El testimonio juvenil-futbolero de Derrida se encuentra en Jacques Derrida (1993), de Geoffrey Bennington, a la vez biografía y diálogo con el filósofo. La declaración está al pie de una foto en blanco y negro, en la que siete adolescentes posan en una cancha de tierra, ubicados delante del palo izquierdo de uno de los arcos: los dos que están atrás parecen acuclillados, delante de ellos hay tres más, sentados y con sus piernas cruzadas; en primer plano se ve recostado al que tal vez sea el arquero, pues tiene la pelota en su mano izquierda; y, a la derecha de este, también sentado, se ve a quien —por las cejas gruesas y la mirada coqueta— parece ser Derrida: morenísimo, de pelo negro corto pero voluminoso, de costado a la cámara, sentado de tal manera que su brazo izquierdo queda más adelante y sostiene el peso de su cuerpo, mientras que la mano derecha está sobre uno de los hombros del arquero.

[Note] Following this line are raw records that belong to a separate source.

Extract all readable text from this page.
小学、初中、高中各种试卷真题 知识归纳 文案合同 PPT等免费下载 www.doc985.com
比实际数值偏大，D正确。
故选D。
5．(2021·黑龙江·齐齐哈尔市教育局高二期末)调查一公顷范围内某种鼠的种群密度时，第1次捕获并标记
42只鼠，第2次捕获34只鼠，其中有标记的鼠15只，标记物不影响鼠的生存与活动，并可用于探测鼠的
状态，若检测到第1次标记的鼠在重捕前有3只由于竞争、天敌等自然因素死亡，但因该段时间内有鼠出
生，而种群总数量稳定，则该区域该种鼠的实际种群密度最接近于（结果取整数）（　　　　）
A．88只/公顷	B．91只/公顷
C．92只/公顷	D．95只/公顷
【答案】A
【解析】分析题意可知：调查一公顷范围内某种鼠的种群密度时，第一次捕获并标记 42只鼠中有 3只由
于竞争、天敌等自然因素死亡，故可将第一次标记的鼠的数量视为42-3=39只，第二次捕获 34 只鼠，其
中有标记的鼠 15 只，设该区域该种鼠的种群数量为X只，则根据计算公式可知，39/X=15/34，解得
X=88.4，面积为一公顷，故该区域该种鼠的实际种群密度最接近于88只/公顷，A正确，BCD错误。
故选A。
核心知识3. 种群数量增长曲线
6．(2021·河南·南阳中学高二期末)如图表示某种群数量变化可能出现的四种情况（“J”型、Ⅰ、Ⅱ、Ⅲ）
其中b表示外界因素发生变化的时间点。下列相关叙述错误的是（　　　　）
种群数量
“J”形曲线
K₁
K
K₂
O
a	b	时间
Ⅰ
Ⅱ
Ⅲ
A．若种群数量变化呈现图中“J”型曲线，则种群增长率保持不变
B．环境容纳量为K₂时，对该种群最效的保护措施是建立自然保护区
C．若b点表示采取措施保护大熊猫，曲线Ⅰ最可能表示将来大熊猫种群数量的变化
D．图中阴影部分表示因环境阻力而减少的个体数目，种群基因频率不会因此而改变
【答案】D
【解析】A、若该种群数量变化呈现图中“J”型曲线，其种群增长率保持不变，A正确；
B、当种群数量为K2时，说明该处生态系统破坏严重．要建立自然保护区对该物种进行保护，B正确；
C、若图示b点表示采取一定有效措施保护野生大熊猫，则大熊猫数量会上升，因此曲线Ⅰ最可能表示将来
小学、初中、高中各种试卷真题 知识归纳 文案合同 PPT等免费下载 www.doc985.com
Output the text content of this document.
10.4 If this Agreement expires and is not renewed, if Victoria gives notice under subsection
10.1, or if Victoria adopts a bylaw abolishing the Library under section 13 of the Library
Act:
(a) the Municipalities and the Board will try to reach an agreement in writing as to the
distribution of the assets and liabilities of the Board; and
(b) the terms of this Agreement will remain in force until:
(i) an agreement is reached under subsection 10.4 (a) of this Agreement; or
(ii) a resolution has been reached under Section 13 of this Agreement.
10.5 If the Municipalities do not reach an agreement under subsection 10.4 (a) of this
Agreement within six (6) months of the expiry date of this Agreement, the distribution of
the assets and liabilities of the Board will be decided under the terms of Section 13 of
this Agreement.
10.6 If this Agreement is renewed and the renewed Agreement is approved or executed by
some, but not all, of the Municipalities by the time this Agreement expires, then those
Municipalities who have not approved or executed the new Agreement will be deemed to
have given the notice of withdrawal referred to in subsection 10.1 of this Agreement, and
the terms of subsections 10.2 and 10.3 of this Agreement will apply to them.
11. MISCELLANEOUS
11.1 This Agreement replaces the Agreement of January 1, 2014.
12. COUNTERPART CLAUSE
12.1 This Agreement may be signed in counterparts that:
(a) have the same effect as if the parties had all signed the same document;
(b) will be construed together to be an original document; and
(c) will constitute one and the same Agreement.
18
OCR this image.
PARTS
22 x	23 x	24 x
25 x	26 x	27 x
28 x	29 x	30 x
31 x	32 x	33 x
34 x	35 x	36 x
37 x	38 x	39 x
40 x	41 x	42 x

Hablando de esto, de los intelectuales amantes del fútbol, un amigo me recordaba algo que dijo el escritor argentino Fabián Casas, sobre los primeros quince minutos de algún partido de la selección Argentina: son poesía. Y entonces recordé aquella vez en la que Marcelo Bielsa, un entrenador que no suele celebrar los goles que hacen sus equipos, desató su alegría con uno que hizo Matías Fernández en un partido de Chile contra Colombia: en mi recuerdo, Mark González lleva la pelota por el lado izquierdo de la cancha, deja atrás a un colombiano, le pasa la pelota a Arturo Vidal, que está más adentro en la cancha, cerca del área grande, y este, en vez de tirar al arco, vuelve a pasar la pelota, todavía más hacia dentro de la cancha, para que, corriendo, desde atrás, con en arco justo al frente, aparezca Matías Fernández y, sin parar la pelota, pateé directo a la malla y sea gol de Chile. Luego de eso, tras la repetición del gol, la televisión mostró la celebración de Bielsa, quien grita gol y mueve torpemente sus brazos en alto y con las manos empuñadas.
Probablemente, en la mente de Bielsa, ese gol realizó todas sus ideas sobre el fútbol, y entonces fue poesía. Y alegría, y explosión; un instante de sentido. Quizás, entonces, valga poner aquí las palabras del ex jugador y entrenador británico Bill Shankly, leyenda del Liverpool, ese club inglés cuya hinchada le canta al equipo que nunca caminará solo (que Allan C. Hutchinson cita en su artículo sobre Derrida): “¿Es el fútbol un asunto de vida y muerte? No, es mucho más importante que eso”. Y si alguien tuviera la mala idea de preguntar por qué, que se contente con un porque sí.